I wanted to get off the meds and I did. I was doing a little better, was a little calmer, not getting too overwhelmed and cursing out too many people. I upped my yoga practice and read spiritual self-help books. I usually felt the presence of sadness waiting at the door, but I used all the will and strength I possessed to keep the door shut. I was working full-time at keeping it together.

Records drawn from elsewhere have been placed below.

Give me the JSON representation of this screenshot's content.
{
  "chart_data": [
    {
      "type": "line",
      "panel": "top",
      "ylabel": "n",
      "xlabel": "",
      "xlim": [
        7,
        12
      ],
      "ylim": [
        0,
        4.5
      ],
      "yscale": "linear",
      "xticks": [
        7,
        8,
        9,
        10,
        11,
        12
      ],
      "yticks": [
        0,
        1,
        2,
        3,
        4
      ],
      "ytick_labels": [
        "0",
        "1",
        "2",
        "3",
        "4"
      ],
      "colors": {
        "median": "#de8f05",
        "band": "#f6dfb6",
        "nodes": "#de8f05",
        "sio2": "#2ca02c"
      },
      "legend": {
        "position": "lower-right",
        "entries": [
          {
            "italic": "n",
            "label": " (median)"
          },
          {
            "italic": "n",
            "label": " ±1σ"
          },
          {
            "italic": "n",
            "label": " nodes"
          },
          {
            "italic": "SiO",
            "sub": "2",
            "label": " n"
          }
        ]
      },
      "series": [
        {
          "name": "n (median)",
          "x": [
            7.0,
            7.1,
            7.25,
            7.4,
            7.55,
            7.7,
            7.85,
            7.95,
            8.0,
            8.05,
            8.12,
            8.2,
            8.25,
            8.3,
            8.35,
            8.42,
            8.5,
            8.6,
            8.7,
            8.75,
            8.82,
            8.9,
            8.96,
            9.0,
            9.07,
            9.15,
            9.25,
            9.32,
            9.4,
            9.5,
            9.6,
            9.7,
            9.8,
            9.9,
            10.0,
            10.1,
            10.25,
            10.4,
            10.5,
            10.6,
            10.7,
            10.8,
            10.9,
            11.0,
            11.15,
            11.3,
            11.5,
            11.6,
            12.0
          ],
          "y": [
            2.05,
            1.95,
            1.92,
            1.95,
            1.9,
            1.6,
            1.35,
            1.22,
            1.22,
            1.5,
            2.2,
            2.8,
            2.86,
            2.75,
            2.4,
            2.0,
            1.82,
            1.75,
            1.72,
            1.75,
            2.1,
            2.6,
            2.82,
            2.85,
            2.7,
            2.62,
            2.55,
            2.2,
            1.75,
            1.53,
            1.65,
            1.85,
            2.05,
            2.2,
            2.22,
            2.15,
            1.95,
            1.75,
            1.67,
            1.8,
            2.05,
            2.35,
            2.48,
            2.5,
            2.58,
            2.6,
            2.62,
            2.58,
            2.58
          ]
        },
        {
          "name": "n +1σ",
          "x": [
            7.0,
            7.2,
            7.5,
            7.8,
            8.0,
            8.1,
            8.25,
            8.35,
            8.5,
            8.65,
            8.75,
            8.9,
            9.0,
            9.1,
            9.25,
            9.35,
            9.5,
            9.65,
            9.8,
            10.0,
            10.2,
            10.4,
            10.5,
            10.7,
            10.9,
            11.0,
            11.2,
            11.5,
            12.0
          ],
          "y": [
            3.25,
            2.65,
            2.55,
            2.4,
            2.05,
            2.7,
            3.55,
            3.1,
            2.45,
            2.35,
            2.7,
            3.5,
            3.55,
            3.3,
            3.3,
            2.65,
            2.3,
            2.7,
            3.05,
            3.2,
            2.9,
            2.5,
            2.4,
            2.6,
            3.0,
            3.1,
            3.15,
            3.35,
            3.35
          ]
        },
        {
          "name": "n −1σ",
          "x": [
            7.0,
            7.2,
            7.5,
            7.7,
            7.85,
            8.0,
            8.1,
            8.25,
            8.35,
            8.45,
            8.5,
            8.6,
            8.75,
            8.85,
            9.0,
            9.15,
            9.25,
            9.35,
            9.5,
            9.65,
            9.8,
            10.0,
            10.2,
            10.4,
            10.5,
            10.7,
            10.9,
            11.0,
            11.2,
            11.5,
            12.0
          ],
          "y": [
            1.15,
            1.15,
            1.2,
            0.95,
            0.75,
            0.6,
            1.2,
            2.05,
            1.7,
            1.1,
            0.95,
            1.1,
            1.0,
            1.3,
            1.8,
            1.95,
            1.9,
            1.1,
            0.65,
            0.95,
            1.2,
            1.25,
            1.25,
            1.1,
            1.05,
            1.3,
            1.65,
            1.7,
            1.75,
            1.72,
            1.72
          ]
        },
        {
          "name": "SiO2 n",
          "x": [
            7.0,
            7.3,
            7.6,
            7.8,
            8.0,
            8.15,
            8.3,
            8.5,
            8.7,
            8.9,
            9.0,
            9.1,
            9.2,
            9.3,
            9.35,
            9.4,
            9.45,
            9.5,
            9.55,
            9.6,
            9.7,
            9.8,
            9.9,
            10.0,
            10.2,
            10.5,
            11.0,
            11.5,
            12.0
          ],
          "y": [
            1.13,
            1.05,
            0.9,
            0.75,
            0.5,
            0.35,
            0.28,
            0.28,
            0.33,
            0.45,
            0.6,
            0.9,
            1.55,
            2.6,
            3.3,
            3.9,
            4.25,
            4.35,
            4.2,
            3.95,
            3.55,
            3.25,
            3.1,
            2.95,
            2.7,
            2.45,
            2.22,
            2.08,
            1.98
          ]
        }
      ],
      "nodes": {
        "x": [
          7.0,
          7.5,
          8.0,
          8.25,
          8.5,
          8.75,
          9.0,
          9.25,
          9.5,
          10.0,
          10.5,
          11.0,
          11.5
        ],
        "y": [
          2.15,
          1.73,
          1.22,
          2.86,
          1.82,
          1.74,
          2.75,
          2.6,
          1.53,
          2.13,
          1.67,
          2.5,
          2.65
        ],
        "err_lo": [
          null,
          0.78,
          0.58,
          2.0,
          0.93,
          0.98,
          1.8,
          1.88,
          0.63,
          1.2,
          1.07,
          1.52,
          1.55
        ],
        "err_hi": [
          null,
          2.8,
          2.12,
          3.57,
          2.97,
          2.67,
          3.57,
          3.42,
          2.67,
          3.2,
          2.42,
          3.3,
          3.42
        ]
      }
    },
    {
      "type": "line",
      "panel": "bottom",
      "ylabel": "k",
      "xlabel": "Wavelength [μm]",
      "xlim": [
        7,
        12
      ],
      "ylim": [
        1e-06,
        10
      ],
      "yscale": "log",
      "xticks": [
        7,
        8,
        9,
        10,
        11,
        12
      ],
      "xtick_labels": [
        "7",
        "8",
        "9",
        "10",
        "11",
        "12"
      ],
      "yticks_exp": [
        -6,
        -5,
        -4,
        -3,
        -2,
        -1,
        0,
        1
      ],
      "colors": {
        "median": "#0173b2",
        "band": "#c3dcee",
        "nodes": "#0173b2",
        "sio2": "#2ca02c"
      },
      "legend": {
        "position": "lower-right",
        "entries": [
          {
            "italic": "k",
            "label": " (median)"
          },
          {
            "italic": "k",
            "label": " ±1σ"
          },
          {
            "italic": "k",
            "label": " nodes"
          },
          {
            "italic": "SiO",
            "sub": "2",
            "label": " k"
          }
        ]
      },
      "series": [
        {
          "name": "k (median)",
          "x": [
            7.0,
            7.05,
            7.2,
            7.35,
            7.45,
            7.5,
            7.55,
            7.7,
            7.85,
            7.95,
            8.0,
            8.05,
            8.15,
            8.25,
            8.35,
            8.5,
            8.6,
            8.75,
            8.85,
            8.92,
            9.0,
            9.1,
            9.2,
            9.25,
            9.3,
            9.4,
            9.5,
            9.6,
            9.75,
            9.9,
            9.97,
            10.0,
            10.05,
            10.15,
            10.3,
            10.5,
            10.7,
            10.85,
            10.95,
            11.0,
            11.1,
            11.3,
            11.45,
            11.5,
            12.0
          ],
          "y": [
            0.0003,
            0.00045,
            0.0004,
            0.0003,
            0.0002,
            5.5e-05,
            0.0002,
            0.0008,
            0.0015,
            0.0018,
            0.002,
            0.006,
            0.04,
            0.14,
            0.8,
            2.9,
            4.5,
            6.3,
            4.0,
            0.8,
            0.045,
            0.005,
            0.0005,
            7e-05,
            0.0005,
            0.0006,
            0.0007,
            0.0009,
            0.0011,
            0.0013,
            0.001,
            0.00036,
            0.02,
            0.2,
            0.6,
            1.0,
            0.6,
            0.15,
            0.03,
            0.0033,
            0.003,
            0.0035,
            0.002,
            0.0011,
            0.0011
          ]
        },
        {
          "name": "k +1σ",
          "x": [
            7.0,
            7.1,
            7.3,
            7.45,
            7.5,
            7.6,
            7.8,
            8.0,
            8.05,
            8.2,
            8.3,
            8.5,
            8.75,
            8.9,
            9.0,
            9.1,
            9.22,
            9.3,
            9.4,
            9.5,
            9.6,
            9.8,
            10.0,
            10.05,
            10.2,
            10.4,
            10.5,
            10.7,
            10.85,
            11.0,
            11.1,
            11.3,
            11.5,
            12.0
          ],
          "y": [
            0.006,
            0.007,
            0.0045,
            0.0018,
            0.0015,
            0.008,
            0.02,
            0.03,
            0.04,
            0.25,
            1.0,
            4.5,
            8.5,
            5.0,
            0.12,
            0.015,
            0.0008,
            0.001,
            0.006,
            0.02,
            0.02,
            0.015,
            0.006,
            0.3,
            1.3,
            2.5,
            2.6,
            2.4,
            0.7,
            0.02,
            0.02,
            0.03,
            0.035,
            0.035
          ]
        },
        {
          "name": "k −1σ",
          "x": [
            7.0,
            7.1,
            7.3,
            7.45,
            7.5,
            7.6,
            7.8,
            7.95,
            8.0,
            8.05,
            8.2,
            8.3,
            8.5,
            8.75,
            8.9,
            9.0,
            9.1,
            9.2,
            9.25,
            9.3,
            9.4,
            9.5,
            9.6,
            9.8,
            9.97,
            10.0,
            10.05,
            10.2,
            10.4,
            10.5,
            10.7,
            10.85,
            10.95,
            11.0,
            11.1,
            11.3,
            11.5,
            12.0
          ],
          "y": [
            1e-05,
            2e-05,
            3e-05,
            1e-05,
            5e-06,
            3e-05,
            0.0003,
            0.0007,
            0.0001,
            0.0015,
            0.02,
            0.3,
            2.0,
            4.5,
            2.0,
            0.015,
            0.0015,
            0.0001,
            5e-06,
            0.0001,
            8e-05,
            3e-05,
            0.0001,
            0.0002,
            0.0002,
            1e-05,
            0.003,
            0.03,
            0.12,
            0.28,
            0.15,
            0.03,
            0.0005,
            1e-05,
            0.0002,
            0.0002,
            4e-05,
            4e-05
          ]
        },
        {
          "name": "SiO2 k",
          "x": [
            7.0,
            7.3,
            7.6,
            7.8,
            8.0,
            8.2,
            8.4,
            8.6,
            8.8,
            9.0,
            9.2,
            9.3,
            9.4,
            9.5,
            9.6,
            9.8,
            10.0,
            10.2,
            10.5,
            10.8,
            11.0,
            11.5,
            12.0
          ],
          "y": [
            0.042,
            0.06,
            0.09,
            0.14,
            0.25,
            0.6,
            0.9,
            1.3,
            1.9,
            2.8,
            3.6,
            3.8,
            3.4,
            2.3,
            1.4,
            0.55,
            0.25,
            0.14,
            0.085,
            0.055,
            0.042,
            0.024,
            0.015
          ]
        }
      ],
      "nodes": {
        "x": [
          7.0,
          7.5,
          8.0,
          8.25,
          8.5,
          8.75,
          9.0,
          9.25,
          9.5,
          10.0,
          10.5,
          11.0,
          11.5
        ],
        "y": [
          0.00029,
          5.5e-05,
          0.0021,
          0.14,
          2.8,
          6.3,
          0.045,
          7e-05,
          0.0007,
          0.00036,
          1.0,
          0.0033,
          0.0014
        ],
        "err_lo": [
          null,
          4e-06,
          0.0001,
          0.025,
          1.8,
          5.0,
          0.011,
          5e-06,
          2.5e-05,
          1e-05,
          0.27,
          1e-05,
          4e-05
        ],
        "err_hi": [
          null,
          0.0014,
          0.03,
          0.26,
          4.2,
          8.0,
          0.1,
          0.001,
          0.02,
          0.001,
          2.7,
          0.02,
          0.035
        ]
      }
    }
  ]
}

One afternoon, as I sat at my wooden kitchen table, surrounded by newspapers and the mail, Charlie started barking. I looked out from the kitchen window and saw my children holding hands, walking up the driveway. My heart liquefied. Baldwin had happened to pass as Ford’s school bus letting him off and the two of them walked home together. My fourteen-year-old daughter and my eight-year-old son held hands as they talked to each other. Right then, I was so glad to have been there, to be a witness. A calm came over me and, for that moment, all was well.
16
Shame
IT WAS the Monday after Thanksgiving. I dutifully went to the gym then went for coffee with three women friends afterward. Two of the women had been secretly having an affair and they’d told me about it. My trainer Lisa, the “out” lesbian, said something to the group. The other woman, let’s call her Kelly, who was married to a man, said, “You’re so bossy.”